Scenarios can be annotated by rich-text enabled comments.
Visit our box documentation to discover more about available algorithms.
A vast selection of signal processing methods
OpenViBE comes with many signal processing algorithms which you can use to extract characteristics from the signal.
OpenViBE bundles e.g. : Epoching, Averaging, Linear combinations, Spatial and Temporal filtering (ex.: xDAWN, Common Spatial Pattern), Windowing, Fourier transformations
In order to transform the characteristics into commands you can use several machine learning methods included in OpenViBE.
Various classifications methods:
- Linear Discriminant Analysis (LDA)
- Support Vector Machine (SVM)
- Neural Network (MLP)
- Classifier combinations for multiclass
An offline analysis tool
OpenViBE 2.2.0 and later include an offline analysis tool called the OpenViBE Tracker.
With the Tracker you can load multiple files simultaneously and browse their content freely.
The loaded data can be routed to the usual OpenViBE plugins (boxes, scenarios) for processing, either each dataset independently, or catenated to one long dataset.
The Tracker can use multiple CPU cores for parallel signal processing.
Processing with Python
You can also use Python for signal processing.

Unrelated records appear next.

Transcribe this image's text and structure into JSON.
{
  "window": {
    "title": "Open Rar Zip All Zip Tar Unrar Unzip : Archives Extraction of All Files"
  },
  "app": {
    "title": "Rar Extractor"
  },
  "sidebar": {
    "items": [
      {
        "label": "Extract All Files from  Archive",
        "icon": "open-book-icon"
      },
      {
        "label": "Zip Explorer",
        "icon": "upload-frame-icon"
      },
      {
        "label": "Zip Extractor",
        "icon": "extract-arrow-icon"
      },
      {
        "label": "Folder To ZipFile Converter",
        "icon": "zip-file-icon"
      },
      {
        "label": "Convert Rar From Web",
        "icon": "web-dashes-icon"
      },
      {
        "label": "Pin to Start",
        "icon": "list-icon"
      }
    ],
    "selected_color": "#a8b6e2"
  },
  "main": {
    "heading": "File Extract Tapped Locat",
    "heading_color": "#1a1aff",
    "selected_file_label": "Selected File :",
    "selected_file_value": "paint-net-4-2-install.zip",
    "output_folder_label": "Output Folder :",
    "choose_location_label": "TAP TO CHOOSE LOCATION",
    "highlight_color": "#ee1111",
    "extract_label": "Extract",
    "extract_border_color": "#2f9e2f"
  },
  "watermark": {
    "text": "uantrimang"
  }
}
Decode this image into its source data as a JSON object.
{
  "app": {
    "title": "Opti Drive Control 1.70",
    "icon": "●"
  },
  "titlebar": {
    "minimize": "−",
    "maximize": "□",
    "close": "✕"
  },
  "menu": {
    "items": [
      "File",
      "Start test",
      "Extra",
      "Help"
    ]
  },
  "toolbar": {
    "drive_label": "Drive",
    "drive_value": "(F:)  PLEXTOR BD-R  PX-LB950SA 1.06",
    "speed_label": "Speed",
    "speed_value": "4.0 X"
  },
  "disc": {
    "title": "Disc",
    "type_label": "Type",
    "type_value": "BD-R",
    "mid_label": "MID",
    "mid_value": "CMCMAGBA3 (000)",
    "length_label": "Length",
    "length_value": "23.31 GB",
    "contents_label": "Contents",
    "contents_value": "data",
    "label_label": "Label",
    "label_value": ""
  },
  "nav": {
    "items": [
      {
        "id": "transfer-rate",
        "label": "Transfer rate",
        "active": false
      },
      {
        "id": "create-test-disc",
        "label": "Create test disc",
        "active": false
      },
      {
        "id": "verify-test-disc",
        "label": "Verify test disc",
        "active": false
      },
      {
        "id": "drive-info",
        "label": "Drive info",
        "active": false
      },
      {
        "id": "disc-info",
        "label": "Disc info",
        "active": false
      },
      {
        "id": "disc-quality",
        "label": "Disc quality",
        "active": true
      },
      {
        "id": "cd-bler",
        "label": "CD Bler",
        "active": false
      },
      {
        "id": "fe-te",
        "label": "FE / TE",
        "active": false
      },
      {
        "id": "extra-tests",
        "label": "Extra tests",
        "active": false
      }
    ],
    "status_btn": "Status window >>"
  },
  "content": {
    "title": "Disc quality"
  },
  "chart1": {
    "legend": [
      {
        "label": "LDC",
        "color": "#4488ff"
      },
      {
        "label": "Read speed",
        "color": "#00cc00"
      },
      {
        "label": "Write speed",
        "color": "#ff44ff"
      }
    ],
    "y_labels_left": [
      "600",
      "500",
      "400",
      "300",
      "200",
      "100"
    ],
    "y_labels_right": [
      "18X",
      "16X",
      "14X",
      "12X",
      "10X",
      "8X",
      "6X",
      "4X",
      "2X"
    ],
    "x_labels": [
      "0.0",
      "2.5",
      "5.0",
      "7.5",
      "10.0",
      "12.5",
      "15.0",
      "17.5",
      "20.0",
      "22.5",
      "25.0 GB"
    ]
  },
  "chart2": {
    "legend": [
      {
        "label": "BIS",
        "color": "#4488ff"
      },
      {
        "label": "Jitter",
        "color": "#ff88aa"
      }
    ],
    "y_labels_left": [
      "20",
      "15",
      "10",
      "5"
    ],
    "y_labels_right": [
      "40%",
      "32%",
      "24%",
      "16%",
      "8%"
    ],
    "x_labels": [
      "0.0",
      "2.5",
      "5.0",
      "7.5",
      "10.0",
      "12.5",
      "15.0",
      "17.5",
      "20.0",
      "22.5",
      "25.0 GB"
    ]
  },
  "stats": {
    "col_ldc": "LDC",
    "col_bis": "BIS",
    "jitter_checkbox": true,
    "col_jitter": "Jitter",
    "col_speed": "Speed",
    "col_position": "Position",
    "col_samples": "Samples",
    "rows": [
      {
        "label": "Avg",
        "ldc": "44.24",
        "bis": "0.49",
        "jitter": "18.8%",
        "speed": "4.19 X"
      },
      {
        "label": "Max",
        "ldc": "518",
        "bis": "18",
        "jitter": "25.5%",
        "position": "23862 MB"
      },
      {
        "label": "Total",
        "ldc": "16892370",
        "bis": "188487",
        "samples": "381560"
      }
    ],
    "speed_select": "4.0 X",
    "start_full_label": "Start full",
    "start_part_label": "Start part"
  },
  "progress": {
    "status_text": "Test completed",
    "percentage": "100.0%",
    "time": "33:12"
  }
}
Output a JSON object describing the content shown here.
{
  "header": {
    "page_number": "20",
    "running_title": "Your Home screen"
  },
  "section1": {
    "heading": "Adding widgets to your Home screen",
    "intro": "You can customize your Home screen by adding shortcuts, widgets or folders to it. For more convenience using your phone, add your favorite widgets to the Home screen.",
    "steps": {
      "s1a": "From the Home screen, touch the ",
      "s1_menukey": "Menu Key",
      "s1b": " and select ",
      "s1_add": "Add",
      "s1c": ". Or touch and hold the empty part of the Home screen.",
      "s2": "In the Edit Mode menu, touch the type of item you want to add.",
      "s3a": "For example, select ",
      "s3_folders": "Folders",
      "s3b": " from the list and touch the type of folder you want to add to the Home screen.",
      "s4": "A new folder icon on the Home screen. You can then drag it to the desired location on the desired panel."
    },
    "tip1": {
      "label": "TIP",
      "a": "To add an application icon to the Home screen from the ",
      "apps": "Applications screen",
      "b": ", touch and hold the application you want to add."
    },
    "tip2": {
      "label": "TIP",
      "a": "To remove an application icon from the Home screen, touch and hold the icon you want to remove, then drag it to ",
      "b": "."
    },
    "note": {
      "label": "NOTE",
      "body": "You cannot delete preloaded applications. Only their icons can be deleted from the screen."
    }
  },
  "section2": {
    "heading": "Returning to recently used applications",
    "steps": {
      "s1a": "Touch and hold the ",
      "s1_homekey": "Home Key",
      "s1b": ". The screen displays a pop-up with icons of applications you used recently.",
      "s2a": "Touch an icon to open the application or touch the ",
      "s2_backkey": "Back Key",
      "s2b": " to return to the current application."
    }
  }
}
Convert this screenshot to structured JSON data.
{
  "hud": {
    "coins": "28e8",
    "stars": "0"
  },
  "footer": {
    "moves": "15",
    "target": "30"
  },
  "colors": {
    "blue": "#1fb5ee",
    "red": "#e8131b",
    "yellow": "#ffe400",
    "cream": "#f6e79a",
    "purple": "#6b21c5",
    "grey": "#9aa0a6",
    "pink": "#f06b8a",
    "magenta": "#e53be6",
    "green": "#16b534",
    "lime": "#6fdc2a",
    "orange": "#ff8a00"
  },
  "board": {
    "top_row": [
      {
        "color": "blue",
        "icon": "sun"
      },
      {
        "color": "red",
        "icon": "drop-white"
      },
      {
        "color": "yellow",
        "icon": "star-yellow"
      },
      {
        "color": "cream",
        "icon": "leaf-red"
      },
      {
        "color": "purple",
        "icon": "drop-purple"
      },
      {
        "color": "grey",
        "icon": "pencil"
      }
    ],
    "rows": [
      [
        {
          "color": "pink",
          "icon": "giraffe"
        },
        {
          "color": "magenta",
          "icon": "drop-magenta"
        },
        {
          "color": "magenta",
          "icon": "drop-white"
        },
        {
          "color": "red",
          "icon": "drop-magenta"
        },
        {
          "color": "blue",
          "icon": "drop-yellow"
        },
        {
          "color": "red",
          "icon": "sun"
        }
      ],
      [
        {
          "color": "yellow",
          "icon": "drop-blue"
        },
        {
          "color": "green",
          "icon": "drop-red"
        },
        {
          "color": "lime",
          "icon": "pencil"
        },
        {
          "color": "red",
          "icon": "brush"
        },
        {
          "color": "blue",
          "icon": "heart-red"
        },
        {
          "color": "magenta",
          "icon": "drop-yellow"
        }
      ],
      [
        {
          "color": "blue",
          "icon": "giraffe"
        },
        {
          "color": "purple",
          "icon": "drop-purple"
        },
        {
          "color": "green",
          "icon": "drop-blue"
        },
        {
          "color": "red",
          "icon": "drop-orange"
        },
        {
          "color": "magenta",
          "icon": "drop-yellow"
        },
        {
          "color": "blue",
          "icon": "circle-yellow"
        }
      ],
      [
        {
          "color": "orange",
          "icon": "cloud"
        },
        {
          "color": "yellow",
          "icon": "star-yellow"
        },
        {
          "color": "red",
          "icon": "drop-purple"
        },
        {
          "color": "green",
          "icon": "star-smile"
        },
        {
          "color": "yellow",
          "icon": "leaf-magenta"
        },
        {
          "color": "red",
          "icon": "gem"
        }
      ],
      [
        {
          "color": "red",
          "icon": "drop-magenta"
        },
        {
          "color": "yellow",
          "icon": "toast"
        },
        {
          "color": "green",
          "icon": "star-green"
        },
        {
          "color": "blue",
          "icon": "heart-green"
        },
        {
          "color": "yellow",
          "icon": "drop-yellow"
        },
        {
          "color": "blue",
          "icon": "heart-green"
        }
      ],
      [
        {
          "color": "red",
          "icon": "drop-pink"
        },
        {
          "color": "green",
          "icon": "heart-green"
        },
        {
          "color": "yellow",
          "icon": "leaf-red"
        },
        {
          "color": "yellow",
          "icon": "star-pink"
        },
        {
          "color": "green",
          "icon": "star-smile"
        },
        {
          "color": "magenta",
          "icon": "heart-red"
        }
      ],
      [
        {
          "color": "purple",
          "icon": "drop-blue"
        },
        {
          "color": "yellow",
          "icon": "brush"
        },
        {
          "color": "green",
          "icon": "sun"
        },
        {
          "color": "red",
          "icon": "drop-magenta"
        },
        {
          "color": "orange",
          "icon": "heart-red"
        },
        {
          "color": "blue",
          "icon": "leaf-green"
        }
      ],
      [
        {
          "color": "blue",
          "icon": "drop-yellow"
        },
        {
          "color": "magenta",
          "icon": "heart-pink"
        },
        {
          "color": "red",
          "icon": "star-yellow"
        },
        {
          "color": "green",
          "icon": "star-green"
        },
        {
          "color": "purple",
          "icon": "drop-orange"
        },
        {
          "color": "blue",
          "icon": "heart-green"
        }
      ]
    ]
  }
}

You will need a 2.x series Python installation to use this plugin.
Processing with Matlab software
You can use Matlab for further signal processing. A plugin sending data between OpenViBE and Matlab is included.
You will need a valid Matlab installation to use this plugin.
Scripting powered by the LUA language
LUA language can be used to script the scenarios and control their behaviour.
A special Lua Interpreter Box, capable of handling stimulations, is available directly from OpenViBE.
BCI demos of multiple paradigms
Demos illustrating the major paradigms used in BCI are bundled with OpenViBE.
These demos are powered by the open source Ogre 3D engine.
Featured paradigms are:
- Speller Applications using P300
- Spaceship for feet motor imagery
- Handball for hand motor imagery
- SSVEP shooting game
Example scenarios and data files
Example scenarios are included to illustrate the usage of OpenViBE elements.
Discover the list of tutorial scenarios and their description in the Scenario Documentation
The demos typically include example recordings of EEG signal so you can test them offline.